Marisha Pessl is one of those women.
She’s beautiful. See?
She’s young. She was 29 when her debut novel was published.
And, worst of all, she seems to have that kind of talent that is both sickening and inspiring. There is no way anyone could have taught her how to write Special Topics in Calamity Physics.
Frankly, reading this book made me jealous. It’s extremely well written and the story itself is captivating.
The most fascinating thing? While each sentence was carefully constructed to put together an extremely gripping plot, I still found it a bit of a slog. Originally, this novel was on the syllabus for my Postmodern American literature course in my last year. I didn’t read it then and, honestly, I don’t know how my prof would have expected anyone to read it in the time alloted for it. (He didn’t, really. He was very postmodern himself.) This book took me 3 weeks of 2 40 minute bus rides a day, 5 days a week to read, with a few hours before bed every so often on top of that. I don’t think it took so long because of its 500+ page count. Rather, every 2 paragraphs or so, Pessl would send her character on intertextuality-filled tangents that, every so often, just started to feel like a demonstration of how smart Pessl is. My mind would wander and I would start people-watching instead of reading about every fascinating detail of Blue Van Meer’s transformation.
The thing is though, I would still highly recommend it. Just when I would feel like throwing the book out the bus window so I could say I legitimately lost it and therefore not have to finish it, some fascinating detail would come out slowly, layers peeling back until Blue and the reader fully understood the impact of the revelation. Once again, I would be drawn in, for about 50 pages or so.

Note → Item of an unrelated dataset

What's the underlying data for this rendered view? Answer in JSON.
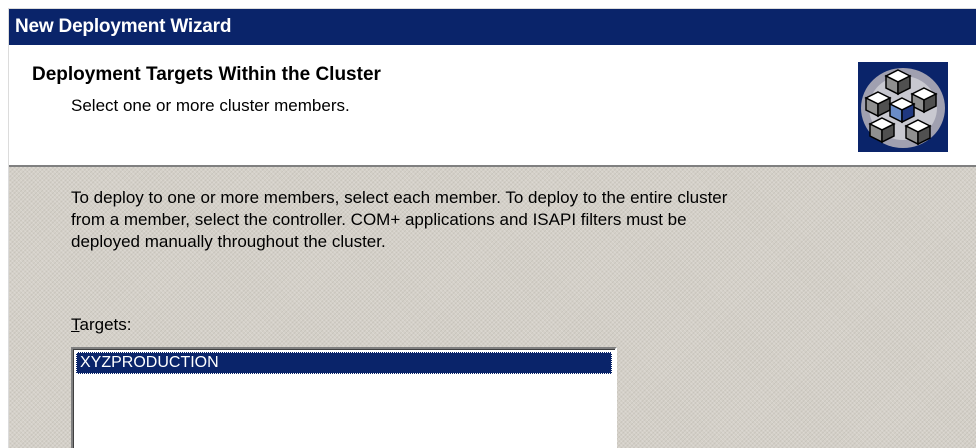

Did I mention it’s a mystery? You might not think it is for the first, oh, 250 pages. And then, suddenly it is. And an awesome one at that, with lots of twists and turns and unexpected realizations. The best kind.
I kind of wonder if this is the kind of book that would be best studied. Some books can be ruined by too much examining, too much staring. For example, no one should ever try to peel back too many layers of John Irving — just enjoy the story, already. But this one? There’s enough in it that I feel like each layer would provide a new fascinating understanding of what Pessl was doing. Each word will prove necessary, each tangent will lend itself to a new thought, each intertext will throw a new meaning at the meaning already in place.
And that’s why a novel published 4 years ago by a 29 year old is on an English literature syllabus. And that, in turn, is why I’m jealous of Marisha Pessl.
(I also feel really bad that her cats were poisoned. I would cry for days if Pekoe died.)